Ingvar Kamprad war in dieser Gegend aufgewachsen, in Elmtaryd, einem Weiler, der zur Gemeinde Agunnaryd gehört. Diese erstreckt sich, etwa dreißig Kilometer nördlich von Älmhult gelegen, über eine Fläche, die ungefähr so groß ist wie das Stadtgebiet von Augsburg oder Halle. Aber es leben dort nur gut sechshundert Menschen. Als Fünfjähriger hatte er begonnen, mit Streichhölzern zu handeln, als Zehnjähriger hatte er das Sortiment auf selbstgefangene Fische, Kugelschreiber und Lametta ausgeweitet, als Siebzehnjähriger hatte er das Versandhaus gegründet, das sich einige Jahre später auf Möbel konzentrierte und zu Ikea wurde – wobei sich in diesem Unternehmen die Industrie spiegelte, die in dieser Region naturgemäß beheimatet war, nämlich die Herstellung von Stühlen, Tischen und Schränken. Und hier, in Älmhult, entstand 1958 das erste Warenhaus unter jenem Namen, den längst die ganze Welt kennt: ein moderner, rechteckiger Funktionsbau, dessen stilistische Extravaganz lediglich in einer aufsteigenden Arkade besteht, die von V-förmigen Betonpfeilern getragen wird. Vor ein paar Jahren wurde das alte Haus zu klein, ein neues wurde gebaut. Es ist jener ursprüngliche Bau, der nun als Museum dient.
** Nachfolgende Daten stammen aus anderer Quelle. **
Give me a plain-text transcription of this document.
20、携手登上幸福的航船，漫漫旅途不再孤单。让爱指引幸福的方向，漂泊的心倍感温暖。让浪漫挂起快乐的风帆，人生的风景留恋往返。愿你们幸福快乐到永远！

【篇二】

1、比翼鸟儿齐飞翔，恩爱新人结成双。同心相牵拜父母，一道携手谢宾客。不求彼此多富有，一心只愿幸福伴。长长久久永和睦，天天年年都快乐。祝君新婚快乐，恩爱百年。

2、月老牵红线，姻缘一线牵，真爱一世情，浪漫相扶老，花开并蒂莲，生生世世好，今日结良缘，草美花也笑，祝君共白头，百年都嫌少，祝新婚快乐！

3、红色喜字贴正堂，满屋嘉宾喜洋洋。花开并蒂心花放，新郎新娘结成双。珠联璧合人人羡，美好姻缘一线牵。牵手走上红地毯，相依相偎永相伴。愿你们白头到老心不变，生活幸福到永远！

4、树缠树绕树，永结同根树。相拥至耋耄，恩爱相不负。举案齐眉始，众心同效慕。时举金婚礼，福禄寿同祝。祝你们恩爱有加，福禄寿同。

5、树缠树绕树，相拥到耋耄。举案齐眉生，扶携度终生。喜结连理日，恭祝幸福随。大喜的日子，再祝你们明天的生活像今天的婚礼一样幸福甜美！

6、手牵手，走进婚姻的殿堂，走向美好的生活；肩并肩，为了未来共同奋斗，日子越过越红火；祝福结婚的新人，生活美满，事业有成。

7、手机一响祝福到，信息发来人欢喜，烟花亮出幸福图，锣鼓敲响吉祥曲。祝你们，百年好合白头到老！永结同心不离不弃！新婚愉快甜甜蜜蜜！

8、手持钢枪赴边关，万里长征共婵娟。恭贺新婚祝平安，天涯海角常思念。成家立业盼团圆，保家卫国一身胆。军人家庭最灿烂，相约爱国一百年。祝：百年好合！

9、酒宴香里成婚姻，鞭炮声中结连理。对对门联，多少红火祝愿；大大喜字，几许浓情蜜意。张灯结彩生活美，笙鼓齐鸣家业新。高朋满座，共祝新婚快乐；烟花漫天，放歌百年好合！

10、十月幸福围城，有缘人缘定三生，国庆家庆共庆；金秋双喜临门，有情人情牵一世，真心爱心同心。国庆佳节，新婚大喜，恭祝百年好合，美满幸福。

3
Das IKEA Museum in Älmhult
Die großen Automobilhersteller betreiben private Museen. Die Firma Adidas stellt in Herzogenaurach ihre Geschichte aus. Der Möbelhersteller Vitra, der die teuersten Designer der Welt beschäftigt, unterhält in Weil am Rhein ein mindestens ebenso teures Museum. Das Museale an Ikea hingegen sah bis vor kurzem ähnlich bescheiden aus wie Ingvar Kamprads Arbeitszimmer in seinem Haus am Genfer See, wohin er im Jahr 1976 gezogen war, weil ihm in Schweden die Steuern zu hoch wurden: Es enthielt lauter gewöhnliche Dinge, die auf die übliche Weise alt geworden waren. Dieses kleine Arbeitszimmer steht nun selber im Museum, mit den mehrmals wiederbenutzten Ordnern, dem Durcheinander aus Familienfotos, Wörterbüchern und Porzellantigern, den Serienmöbeln aus der eigenen Produktion sowie den gelben Merkzetteln, die an der Schreibtischleuchte kleben.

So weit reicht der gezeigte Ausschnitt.